Throwing math problems at a LLM just shows your level of understanding about the basics of LLMs. They're not trained to solve straight math calculations. I'm guess you could train one to be, I suppose, but the ones being released today are not.
You could instead ask it how to calculate something, and it could give you accurate instructions for how to achieve that. Then you either perform the calculation yourself, or use something like ChatGPT that has a built in python evaluator, so it can perform the calculation.
Or combine it with something like llama.cpp's grammer or microsoft's guidance-ai[0] (which I prefer) which would allow adding some react-style prompting and external tools. As others have mentioned, instruct tuning would help too.
You've actually shown your poor understanding of LLMs. I just asked Llama-2 7b the same question and it answered perfectly fine. It did not need to use an external python interpreter or a function call, or need to be prompted with chain of thought reasoning.
You're correct, LLMs are not (usually) explicitly trained to solve math calculations, this does not mean they cannot solve basic math equations (they can!).
LLMs don't solve basic math equations. They can pattern match on some aspects, but it's not calculation. Try random numbers for the sum and you'll find examples where it fails. Especially with longer numbers with repeating digits.
>They can pattern match on some aspects, but it's not calculation
Oh ? So what is it then ? Magic ?
When you give GPT-4 random multidigit arithmetic that would not have appeared in it's dataset and it's more accurate than you can manage without a calculator, what is that ?
Sums can be solved at a character level (you can only carry 10, so that's doable). Anything more complicated solved at a generic level would require the network to either model the operation itself, or work recursively. So you either get an imprecise floating point math with noise from the model itself, or a recursion limit that works mostly on integers.
Basically, if you can write the list of operations and base it on digits, the network can learn to replicate that. Actual calculation on values - not really. You can tell which mode is used by using large random numbers and seeing what kind of error happens. Missed digits - it's not actually doing the calculation.
Also, we don't know how much gpt4 cheats at math.

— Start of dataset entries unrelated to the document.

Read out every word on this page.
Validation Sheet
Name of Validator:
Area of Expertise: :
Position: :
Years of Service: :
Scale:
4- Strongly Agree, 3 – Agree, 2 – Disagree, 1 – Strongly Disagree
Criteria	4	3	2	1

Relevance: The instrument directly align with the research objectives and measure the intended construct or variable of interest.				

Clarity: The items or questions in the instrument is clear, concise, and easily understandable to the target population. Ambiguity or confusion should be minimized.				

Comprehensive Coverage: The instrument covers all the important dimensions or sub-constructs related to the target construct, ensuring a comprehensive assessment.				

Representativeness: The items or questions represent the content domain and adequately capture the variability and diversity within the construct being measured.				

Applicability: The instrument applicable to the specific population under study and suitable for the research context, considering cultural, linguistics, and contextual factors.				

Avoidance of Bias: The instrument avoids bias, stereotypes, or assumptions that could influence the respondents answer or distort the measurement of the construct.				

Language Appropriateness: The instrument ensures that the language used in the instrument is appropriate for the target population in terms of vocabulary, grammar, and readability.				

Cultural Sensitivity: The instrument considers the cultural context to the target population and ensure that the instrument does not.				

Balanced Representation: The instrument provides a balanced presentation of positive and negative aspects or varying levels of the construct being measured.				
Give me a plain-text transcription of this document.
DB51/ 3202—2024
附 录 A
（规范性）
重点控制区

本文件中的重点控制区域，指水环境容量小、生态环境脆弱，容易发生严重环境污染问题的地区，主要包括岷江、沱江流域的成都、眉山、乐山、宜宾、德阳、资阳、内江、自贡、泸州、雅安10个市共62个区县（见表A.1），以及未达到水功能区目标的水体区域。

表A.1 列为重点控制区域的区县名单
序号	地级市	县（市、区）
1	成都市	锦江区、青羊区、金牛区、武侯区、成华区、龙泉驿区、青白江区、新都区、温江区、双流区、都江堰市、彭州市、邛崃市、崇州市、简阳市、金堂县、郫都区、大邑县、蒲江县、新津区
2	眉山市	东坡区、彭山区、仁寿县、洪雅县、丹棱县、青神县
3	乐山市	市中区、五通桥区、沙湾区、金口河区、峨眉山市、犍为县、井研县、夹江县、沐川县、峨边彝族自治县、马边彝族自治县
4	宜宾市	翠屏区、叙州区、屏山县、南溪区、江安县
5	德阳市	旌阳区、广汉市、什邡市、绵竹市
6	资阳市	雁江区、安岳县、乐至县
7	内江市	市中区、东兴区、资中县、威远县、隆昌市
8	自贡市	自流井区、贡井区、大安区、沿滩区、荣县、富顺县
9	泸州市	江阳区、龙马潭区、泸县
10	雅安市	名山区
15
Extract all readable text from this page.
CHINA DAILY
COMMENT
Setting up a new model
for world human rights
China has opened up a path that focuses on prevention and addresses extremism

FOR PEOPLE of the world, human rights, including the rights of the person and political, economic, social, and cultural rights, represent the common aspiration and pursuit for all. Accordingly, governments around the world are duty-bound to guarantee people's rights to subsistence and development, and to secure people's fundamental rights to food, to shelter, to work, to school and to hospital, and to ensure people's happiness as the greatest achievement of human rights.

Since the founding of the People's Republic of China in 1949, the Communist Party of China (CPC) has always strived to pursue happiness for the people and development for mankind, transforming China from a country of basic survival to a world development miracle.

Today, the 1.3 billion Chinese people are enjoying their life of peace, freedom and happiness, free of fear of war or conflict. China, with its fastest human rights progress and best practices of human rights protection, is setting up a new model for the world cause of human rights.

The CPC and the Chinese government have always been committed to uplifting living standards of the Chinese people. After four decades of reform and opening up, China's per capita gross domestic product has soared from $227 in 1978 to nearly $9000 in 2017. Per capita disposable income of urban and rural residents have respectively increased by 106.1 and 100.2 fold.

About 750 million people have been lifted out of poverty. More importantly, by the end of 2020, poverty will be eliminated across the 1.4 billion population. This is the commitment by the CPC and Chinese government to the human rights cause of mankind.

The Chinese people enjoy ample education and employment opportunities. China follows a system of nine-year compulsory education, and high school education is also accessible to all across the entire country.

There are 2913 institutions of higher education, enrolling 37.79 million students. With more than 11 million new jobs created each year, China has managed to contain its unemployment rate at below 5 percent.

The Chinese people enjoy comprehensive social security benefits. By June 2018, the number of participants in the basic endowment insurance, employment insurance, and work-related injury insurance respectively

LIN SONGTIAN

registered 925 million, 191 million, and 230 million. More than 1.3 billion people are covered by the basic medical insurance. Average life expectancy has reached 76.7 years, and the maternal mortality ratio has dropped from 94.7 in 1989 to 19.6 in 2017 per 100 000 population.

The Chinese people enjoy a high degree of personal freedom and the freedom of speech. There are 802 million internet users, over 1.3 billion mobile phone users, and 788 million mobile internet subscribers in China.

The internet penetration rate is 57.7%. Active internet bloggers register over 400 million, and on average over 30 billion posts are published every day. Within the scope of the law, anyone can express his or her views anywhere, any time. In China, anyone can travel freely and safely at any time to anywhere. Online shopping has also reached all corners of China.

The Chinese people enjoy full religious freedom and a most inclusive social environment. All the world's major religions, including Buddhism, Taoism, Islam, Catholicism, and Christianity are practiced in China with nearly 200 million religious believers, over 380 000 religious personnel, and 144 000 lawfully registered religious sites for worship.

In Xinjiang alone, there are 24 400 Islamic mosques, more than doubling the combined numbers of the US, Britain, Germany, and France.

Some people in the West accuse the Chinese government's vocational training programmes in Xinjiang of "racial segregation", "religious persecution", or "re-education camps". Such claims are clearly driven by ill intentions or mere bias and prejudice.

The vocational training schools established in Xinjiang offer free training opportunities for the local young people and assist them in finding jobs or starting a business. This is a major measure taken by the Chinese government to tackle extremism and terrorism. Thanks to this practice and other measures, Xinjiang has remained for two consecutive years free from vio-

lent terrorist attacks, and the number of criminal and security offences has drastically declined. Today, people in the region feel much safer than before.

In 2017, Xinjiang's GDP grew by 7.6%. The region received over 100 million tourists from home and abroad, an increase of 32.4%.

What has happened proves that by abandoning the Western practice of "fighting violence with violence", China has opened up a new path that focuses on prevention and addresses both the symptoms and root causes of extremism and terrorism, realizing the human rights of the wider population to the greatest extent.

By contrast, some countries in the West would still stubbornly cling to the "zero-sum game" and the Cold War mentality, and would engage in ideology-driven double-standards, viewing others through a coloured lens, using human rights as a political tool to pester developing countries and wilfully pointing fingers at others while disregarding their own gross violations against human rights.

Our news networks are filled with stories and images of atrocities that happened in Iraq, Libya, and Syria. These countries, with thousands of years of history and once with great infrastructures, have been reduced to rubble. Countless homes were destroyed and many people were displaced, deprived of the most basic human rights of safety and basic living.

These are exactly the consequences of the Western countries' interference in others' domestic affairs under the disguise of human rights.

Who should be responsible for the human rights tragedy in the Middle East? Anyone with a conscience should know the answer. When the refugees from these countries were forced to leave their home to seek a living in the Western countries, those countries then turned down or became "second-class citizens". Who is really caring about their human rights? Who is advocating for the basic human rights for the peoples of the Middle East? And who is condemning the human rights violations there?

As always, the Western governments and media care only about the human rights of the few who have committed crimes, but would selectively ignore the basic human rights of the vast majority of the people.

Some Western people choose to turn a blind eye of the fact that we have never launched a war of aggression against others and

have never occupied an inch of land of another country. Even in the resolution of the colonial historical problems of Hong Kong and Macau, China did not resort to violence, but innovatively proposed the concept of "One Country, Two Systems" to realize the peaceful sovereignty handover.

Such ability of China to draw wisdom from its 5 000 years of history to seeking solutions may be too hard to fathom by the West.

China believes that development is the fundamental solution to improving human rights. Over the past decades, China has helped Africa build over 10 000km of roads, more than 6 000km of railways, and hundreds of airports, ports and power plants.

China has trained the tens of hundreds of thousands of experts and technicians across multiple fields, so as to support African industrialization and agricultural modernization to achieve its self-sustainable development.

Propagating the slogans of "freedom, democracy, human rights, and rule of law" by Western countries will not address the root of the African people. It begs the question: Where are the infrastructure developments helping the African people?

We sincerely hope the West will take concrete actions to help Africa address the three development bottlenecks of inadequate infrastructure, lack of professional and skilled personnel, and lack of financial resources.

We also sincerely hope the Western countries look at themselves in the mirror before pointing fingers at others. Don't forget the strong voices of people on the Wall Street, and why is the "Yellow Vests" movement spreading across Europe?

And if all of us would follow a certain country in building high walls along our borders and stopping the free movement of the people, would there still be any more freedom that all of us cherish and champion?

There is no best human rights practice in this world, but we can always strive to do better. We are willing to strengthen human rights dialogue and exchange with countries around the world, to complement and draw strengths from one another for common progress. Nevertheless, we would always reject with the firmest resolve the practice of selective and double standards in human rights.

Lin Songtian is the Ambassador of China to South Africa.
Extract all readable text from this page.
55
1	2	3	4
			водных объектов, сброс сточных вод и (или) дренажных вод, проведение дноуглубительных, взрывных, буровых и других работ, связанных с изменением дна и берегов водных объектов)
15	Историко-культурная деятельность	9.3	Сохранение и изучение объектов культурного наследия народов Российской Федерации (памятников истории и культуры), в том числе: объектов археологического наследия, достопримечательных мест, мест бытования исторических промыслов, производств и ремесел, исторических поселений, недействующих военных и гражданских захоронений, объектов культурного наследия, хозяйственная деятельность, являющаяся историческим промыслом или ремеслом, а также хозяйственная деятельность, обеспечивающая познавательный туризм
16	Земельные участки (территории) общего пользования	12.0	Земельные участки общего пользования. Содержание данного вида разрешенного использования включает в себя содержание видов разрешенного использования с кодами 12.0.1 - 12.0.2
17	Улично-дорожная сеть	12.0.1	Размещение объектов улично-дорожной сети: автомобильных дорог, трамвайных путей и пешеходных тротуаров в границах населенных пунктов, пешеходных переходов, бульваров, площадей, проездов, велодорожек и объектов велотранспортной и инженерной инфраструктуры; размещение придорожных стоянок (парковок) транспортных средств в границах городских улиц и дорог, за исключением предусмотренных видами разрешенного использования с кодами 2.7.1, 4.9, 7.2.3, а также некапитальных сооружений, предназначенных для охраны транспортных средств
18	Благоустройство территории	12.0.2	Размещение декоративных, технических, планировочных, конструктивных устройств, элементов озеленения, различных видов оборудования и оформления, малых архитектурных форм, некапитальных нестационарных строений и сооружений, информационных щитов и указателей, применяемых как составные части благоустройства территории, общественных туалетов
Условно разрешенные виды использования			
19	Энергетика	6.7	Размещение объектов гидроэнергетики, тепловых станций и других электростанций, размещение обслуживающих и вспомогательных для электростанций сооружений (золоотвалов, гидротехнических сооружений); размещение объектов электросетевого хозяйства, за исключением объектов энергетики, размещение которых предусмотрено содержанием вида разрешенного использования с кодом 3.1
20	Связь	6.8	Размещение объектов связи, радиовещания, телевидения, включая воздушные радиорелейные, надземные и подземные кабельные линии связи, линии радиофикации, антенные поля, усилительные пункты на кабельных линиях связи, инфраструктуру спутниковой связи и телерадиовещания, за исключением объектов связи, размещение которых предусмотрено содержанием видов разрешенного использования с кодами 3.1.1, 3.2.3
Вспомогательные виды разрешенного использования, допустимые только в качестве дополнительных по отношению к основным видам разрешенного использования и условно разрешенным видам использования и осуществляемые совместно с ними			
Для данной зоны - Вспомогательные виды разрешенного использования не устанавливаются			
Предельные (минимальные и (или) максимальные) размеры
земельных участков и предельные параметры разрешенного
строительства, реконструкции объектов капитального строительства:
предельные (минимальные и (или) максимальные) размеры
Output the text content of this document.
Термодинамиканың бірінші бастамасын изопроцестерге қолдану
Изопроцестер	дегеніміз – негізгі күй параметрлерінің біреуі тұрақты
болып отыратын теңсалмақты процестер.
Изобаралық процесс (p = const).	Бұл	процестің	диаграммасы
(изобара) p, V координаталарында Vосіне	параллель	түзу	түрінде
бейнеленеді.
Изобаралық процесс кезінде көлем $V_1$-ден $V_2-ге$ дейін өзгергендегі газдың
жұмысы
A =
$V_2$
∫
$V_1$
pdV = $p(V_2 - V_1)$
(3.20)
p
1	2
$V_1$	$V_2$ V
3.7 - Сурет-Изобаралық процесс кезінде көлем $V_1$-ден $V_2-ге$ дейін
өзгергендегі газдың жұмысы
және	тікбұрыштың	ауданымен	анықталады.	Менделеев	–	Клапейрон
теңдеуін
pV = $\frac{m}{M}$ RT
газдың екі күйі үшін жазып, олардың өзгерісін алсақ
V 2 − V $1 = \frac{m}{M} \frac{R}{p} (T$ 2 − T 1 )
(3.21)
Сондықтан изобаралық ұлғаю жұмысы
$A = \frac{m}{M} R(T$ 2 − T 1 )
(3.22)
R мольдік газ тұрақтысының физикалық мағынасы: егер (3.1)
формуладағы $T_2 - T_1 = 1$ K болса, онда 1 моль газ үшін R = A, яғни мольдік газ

OpenAI may be replacing those bits with external calculation.
>You can tell which mode is used by using large random numbers and seeing what kind of error happens. Missed digits - it's not actually doing the calculation.
Missed digits doesn't mean anything other than the wrong calculation. The assertion that it isn't doing calculation is absurd.
>Also, we don't know how much gpt4 cheats at math. OpenAI may be replacing those bits with external calculation
Pick one. Either it's so bad it's obviously not doing any calculations at all or it's so good you suspect Open AI are passing numbers through a calculator behind the scenes. Not only is the latter baseless speculation, the 2 options are mutually exclusive.
This is based on integer addition up to 113 with a data set that only trains that. Yes, you can achieve that in a special case. No, LLMs don't achieve that.
Conclusion from the post you linked: "Epistemic status: I feel confident in the empirical results, but the generalisation to non-toy settings is more speculative"
> Pick one. Either it's so bad it's obviously not doing any calculations at all or it's so good you suspect Open AI are passing numbers through a calculator behind the scenes.
That's not the claim. I'm saying LLMs don't do real, precise calculation, but can do digit level operation and some implementations of systems around an LLM could pass the problem through a calculator. LLMs can rewrite the problem into a function, but the execution of it doesn't happen inside LLMs.
If you squint it's like the json output - LLMs can kind of do it most of the time, but you can implement a system around the LLM which ensures that any json output will be valid.
I chose a simple math equation that should almost assuredly be in a dataset of 1 trillion tokens exactly to check its basic pattern matching skills. The token "10" and "20" are even in its hardcoded vocabulary set. I think GPT-4 might be exceeding HN discourse on ML at this point.
It's a bad test case. You should know why you're choosing a given test. I hope people will understand why "solve this equation" doesn't work with LLMs and why "transform this into python code" does much better.
Answer: 0 + 10 = 10 + 10 = 10 + 10 = 10 + 10 = 10 + 10 =
This seems like a waste of compute and time.